Should Law Enforcement Agencies Be Allowed To Search Your Phone?

A recent report released by Upturn analyzed law enforcement’s use of mobile device forensic tools (MDFTs). The company looked through about 110 public records belonging to several local and state law enforcement agencies. From their study, they discovered that 2,000+ agencies are using MDFTs in the United States and the District of Columbia. Since 2015, it was found that these agencies have used these tools on hundreds of thousands of cell phones. 

The report overall brings into question whether or not law enforcement is abusing their use of MDFTs, and if they should even be allowed to use these tools in the first place.

What Are Mobile Device Forensic Tools?

Mobile Device Forensic Tools (MDFTs) are used by law enforcement to extract all the data on a cell phone. This includes emails, texts, location history, app activities, photos, videos, saved passwords, and more. The tool can even retrieve data that has been deleted by the phone owner. 

MDFTs are made specifically to get through practically all modern cell phone security settings and protocols. If the phone is password, PIN, or pattern protected, the tool will continuously run random options until one works. However, the easiest method of gaining access to a phone is to ask for the owner’s consent. Once access is achieved, several methods of extraction can be used including:

  • Manual Extraction: Viewing a phone’s content as the phone owner would.
  • Logical Extraction: Automatically extracts the data from a cell phone using an application programming interface (API).
  • File System Extraction: Extracts the phone’s data including files and data that aren’t usually displayed to phone users. 
  • Physical Extraction: The copying of the data and files stored on the phone’s hardware. 

Once the data is retrieved, law enforcement analyzes the data that they have obtained. They can more easily search it by entering specific keywords, doing an image search, and mapping the GPS data retrieved. 

Law enforcement agencies use these tools to investigate all types of criminal cases, from those that cause major harm to shoplifting. Some companies that sell MDFTs to law enforcement agencies include Magnet Forensics, MSAB, Oxygen Forensics, Cellebrite, Grayshift, and AccessData. The cost for one MDFT ranges depending on the company it is purchased from, but typically costs $15,000+, not including the annual renewal cost. 

Concerns Of MDFT Use By Law Enforcement Agencies

Using These Tools Without A Warrant

It was found that many MDFTs are used by law enforcement without a warrant. Instead, they rely on obtaining consent to search someone’s phone. The continued and future concern by many is whether just obtaining consent is enough to search through someone’s phone. Along with this, if evidence obtained using an MDFT would be credible if only consent is given versus actually having a search warrant. 

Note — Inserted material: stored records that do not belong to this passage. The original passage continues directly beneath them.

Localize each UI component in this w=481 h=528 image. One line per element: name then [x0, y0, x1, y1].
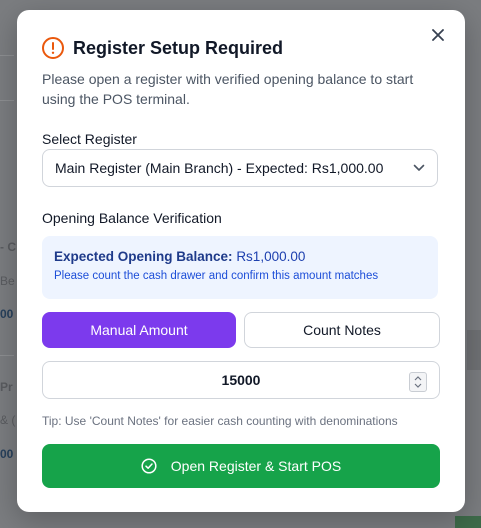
- tip-text: Tip: Use 'Count Notes' for easier cash c…: [42, 414, 398, 428]
- open-register-label: Open Register & Start POS: [170, 458, 342, 474]
- chevron-down-icon: [413, 164, 425, 172]
- bg-panel: [467, 330, 481, 370]
- register-select-value: Main Register (Main Branch) - Expected: …: [55, 160, 384, 176]
- expected-balance-line: Expected Opening Balance: Rs1,000.00: [54, 249, 426, 264]
- number-stepper[interactable]: [409, 372, 427, 392]
- bg-green-button: [455, 516, 481, 528]
- stepper-down-icon[interactable]: [414, 383, 422, 388]
- bg-fragment: Be: [0, 274, 15, 288]
- bg-fragment: 00: [0, 307, 14, 321]
- verification-label: Opening Balance Verification: [42, 210, 222, 226]
- close-icon[interactable]: [429, 26, 447, 44]
- register-select[interactable]: Main Register (Main Branch) - Expected: …: [42, 149, 438, 187]
- bg-fragment: Pr: [0, 380, 13, 394]
- modal-title: Register Setup Required: [73, 37, 284, 58]
- bg-fragment: 00: [0, 447, 14, 461]
- modal-description: Please open a register with verified ope…: [42, 71, 414, 107]
- bg-divider: [0, 355, 14, 356]
- modal-header: Register Setup Required: [41, 36, 283, 60]
- alert-circle-icon: [41, 36, 65, 60]
- register-setup-modal: Register Setup Required Please open a re…: [17, 10, 465, 512]
- select-register-label: Select Register: [42, 131, 137, 147]
- bg-divider: [0, 100, 14, 101]
- bg-fragment: & (: [0, 413, 16, 427]
- bg-divider: [0, 55, 14, 56]
- open-register-button[interactable]: Open Register & Start POS: [42, 444, 440, 488]
- expected-balance-label: Expected Opening Balance:: [54, 249, 233, 264]
- bg-fragment: - C: [0, 240, 16, 254]
- opening-amount-input[interactable]: 15000: [42, 361, 440, 399]
- opening-amount-value: 15000: [221, 372, 261, 388]
- check-circle-icon: [141, 458, 157, 474]
- expected-balance-value: Rs1,000.00: [236, 249, 306, 264]
- tab-manual-amount[interactable]: Manual Amount: [42, 312, 236, 348]
- tab-count-notes[interactable]: Count Notes: [244, 312, 440, 348]
- expected-balance-box: Expected Opening Balance: Rs1,000.00 Ple…: [42, 236, 438, 299]
- expected-balance-hint: Please count the cash drawer and confirm…: [54, 270, 379, 282]
- stepper-up-icon[interactable]: [414, 376, 422, 381]
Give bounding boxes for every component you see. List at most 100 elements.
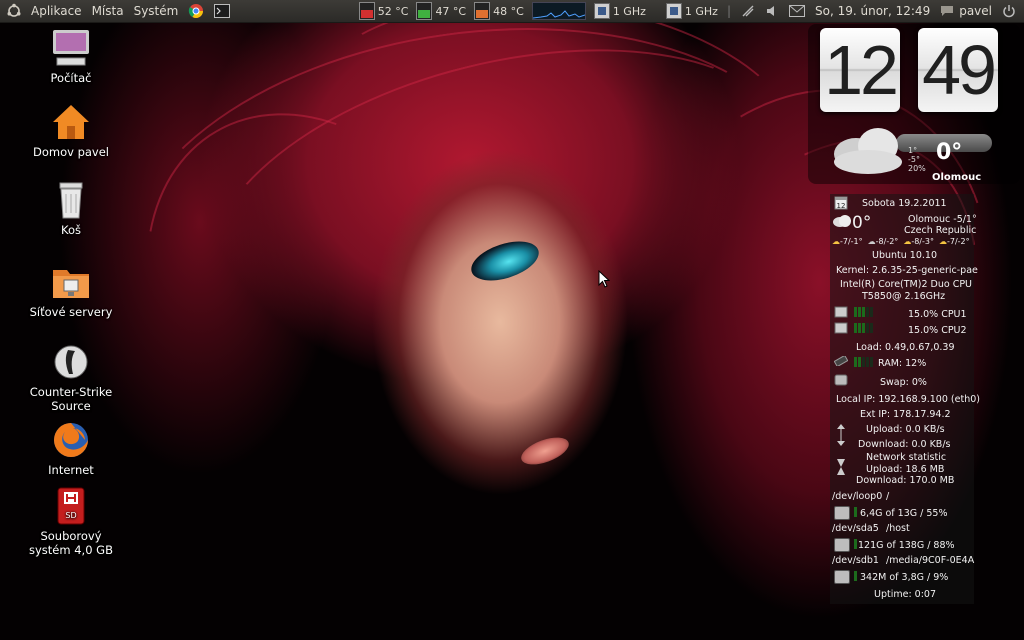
cpu2-bar — [854, 323, 874, 337]
weather-city: Olomouc — [932, 172, 982, 183]
flip-clock-widget[interactable]: 12 49 1° -5° 20% 0° Olomouc — [808, 24, 1020, 184]
cpu-chip-icon — [665, 3, 682, 19]
clock-datetime[interactable]: So, 19. únor, 12:49 — [810, 0, 935, 22]
cloud-icon — [833, 215, 851, 227]
desktop-icon-trash[interactable]: Koš — [21, 180, 121, 237]
forecast-day: -8/-3° — [911, 237, 934, 246]
volume-icon[interactable] — [760, 0, 784, 22]
cpu-temp-sensor[interactable]: 52 °C — [355, 2, 413, 20]
conky-ext-ip: Ext IP: 178.17.94.2 — [860, 409, 951, 420]
level-segment — [858, 323, 861, 333]
level-segment — [870, 323, 873, 333]
level-segment — [854, 539, 857, 549]
drive-icon: SD — [51, 486, 91, 526]
hard-disk-icon — [834, 570, 850, 584]
level-segment — [854, 571, 857, 581]
desktop-icon-label: Počítač — [50, 71, 92, 85]
disk-usage: 342M of 3,8G / 9% — [860, 572, 949, 583]
chrome-launcher-icon[interactable] — [183, 0, 209, 22]
sensor-temp-label: 52 °C — [377, 4, 409, 18]
conky-kernel: Kernel: 2.6.35-25-generic-pae — [836, 265, 978, 276]
conky-upload: Upload: 0.0 KB/s — [866, 424, 945, 435]
conky-ram: RAM: 12% — [878, 358, 927, 369]
user-menu[interactable]: pavel — [935, 0, 997, 22]
desktop-icon-counter-strike[interactable]: Counter-Strike Source — [21, 342, 121, 413]
conky-cpu2: 15.0% CPU2 — [908, 325, 967, 336]
level-segment — [866, 357, 869, 367]
conky-cpu-model-1: Intel(R) Core(TM)2 Duo CPU — [840, 279, 973, 290]
disk-mount: /host — [886, 523, 910, 534]
cpu-freq-2[interactable]: 1 GHz — [662, 3, 722, 19]
disk-dev: /dev/sdb1 — [832, 555, 879, 566]
desktop-icon-computer[interactable]: Počítač — [21, 28, 121, 85]
conky-date: Sobota 19.2.2011 — [862, 198, 947, 209]
mail-icon[interactable] — [784, 0, 810, 22]
cpu-chip-icon — [593, 3, 610, 19]
conky-cpu1: 15.0% CPU1 — [908, 309, 967, 320]
desktop-icon-internet[interactable]: Internet — [21, 420, 121, 477]
level-segment — [854, 323, 857, 333]
counter-strike-icon — [51, 342, 91, 382]
level-segment — [858, 307, 861, 317]
trash-icon — [51, 180, 91, 220]
ubuntu-logo-icon[interactable] — [0, 0, 26, 22]
power-icon[interactable] — [997, 0, 1024, 22]
disk-mount: /media/9C0F-0E4A — [886, 555, 975, 566]
clock-minutes: 49 — [918, 28, 998, 112]
calendar-icon: 12 — [834, 196, 848, 210]
cloud-icon: ☁ — [867, 237, 876, 246]
swap-disk-icon — [834, 374, 848, 386]
system-monitor-graph[interactable] — [528, 2, 590, 20]
thermometer-icon — [358, 2, 375, 20]
cpu-freq-label: 1 GHz — [684, 4, 718, 18]
cpu1-bar — [854, 307, 874, 321]
menu-applications[interactable]: Aplikace — [26, 0, 87, 22]
disk-bar — [854, 507, 858, 521]
gpu-temp-sensor[interactable]: 47 °C — [412, 2, 470, 20]
desktop-icon-home[interactable]: Domov pavel — [21, 102, 121, 159]
cpu-freq-1[interactable]: 1 GHz — [590, 3, 650, 19]
conky-forecast: ☁-7/-1° ☁-8/-2° ☁-8/-3° ☁-7/-2° — [832, 236, 970, 248]
menu-system[interactable]: Systém — [129, 0, 184, 22]
network-icon[interactable] — [736, 0, 760, 22]
username-label: pavel — [959, 4, 992, 18]
level-segment — [862, 357, 865, 367]
desktop-icon-label: Domov pavel — [32, 145, 109, 159]
cpu-freq-label: 1 GHz — [612, 4, 646, 18]
level-segment — [866, 307, 869, 317]
thermometer-icon — [474, 2, 491, 20]
hard-disk-icon — [834, 538, 850, 552]
menu-places[interactable]: Místa — [87, 0, 129, 22]
desktop-icon-label: Souborový systém 4,0 GB — [29, 529, 113, 557]
sensor-temp-label: 47 °C — [435, 4, 467, 18]
disk-temp-sensor[interactable]: 48 °C — [470, 2, 528, 20]
desktop-icon-label: Counter-Strike Source — [29, 385, 113, 413]
level-segment — [858, 357, 861, 367]
conky-system-monitor: 12 Sobota 19.2.2011 0° Olomouc -5/1° Cze… — [830, 194, 980, 604]
level-segment — [870, 357, 873, 367]
sensor-temp-label: 48 °C — [493, 4, 524, 18]
network-folder-icon — [51, 262, 91, 302]
level-segment — [854, 507, 857, 517]
desktop-icon-label: Koš — [61, 223, 81, 237]
terminal-launcher-icon[interactable] — [209, 0, 235, 22]
ram-icon — [834, 356, 848, 366]
conky-download: Download: 0.0 KB/s — [858, 439, 951, 450]
chat-bubble-icon — [941, 6, 954, 16]
desktop-icon-network[interactable]: Síťové servery — [21, 262, 121, 319]
desktop-icon-filesystem[interactable]: SD Souborový systém 4,0 GB — [21, 486, 121, 557]
forecast-day: -8/-2° — [875, 237, 899, 246]
conky-local-ip: Local IP: 192.168.9.100 (eth0) — [836, 394, 980, 405]
separator-icon: | — [726, 4, 732, 18]
desktop-icon-label: Síťové servery — [29, 305, 113, 319]
weather-temp: 0° — [936, 140, 963, 165]
hourglass-icon — [837, 459, 845, 475]
ram-bar — [854, 357, 874, 371]
hard-disk-icon — [834, 506, 850, 520]
sun-cloud-icon: ☁ — [832, 237, 840, 246]
desktop-icon-label: Internet — [48, 463, 94, 477]
clock-hours: 12 — [820, 28, 900, 112]
mouse-cursor-icon — [598, 270, 610, 288]
wallpaper-lips — [517, 432, 573, 470]
disk-usage: 6,4G of 13G / 55% — [860, 508, 948, 519]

Using MDFTs On Cases Where It’s Unnecessary

It’s understandable when law enforcement uses MDFTs on cases where evidence can be found on cell phones such as with drug-related crimes or digital-based crimes. However, it was found that law enforcement has been using these tools for lesser crimes including graffiti and shoplifting, 

Vague MDFT Policies & Little Oversight

From the report, it was found that most of the law enforcement agencies had vague policies and little oversight regarding MDFT use. Of the 41 policies received by Upturn, only 9 have detailed policies for their officers to follow. They also found that there was very little public oversight of the use of MDFTs, and officers were given wide discretion when using them. 

Extracted Data Storage 

One of the concerns brought up by Upturn’s report was what happens to the data that’s extracted from the cell phone, whether it pertains to the case or not. Where is the data stored and can it be used in future cases? Can this data be added to various law enforcement databases? These were all questions that were brought up, and pretty much no answer was provided meaning that currently, there are no restrictions as to what law enforcement can do with data collected from MDFTs.

What Can Be Done To Limit Law Enforcement Use Of MDFTs? 

Based on this report and its finding, there are several things to can be done to limit and better oversee law enforcement’s use of MDFTs:

  • Require that law enforcement must obtain a search warrant to search someone’s phone and other devices. Consent searches will eventually be a thing of the past in the eyes of the law. 
  • Place more limitations when it comes to specific phone searches. For example, limiting law enforcement to only extract data about their case, and not all of the data contained on the phone. 
  • Create better logging systems when data is extracted and viewed by law enforcement and other officials. By doing this, if there is a warrant, judges will be able to tell if law enforcement officers stayed within the bounds of their warrant. 
  • Create MDFT logs for law enforcement to keep records of when these tools are used and if the use of the tool was successful, and any other pertinent information that may be available. 
  • Create a data deletion process where irrelevant data that is extracted from a phone is deleted within a certain time frame. 

When used properly, mobile device forensic tools can be a great tool for law enforcement when trying to solve and prove a case. However, in its current state, there are too many weaknesses in its use by officers that can lead to misuse of the tool and the data it retrieves.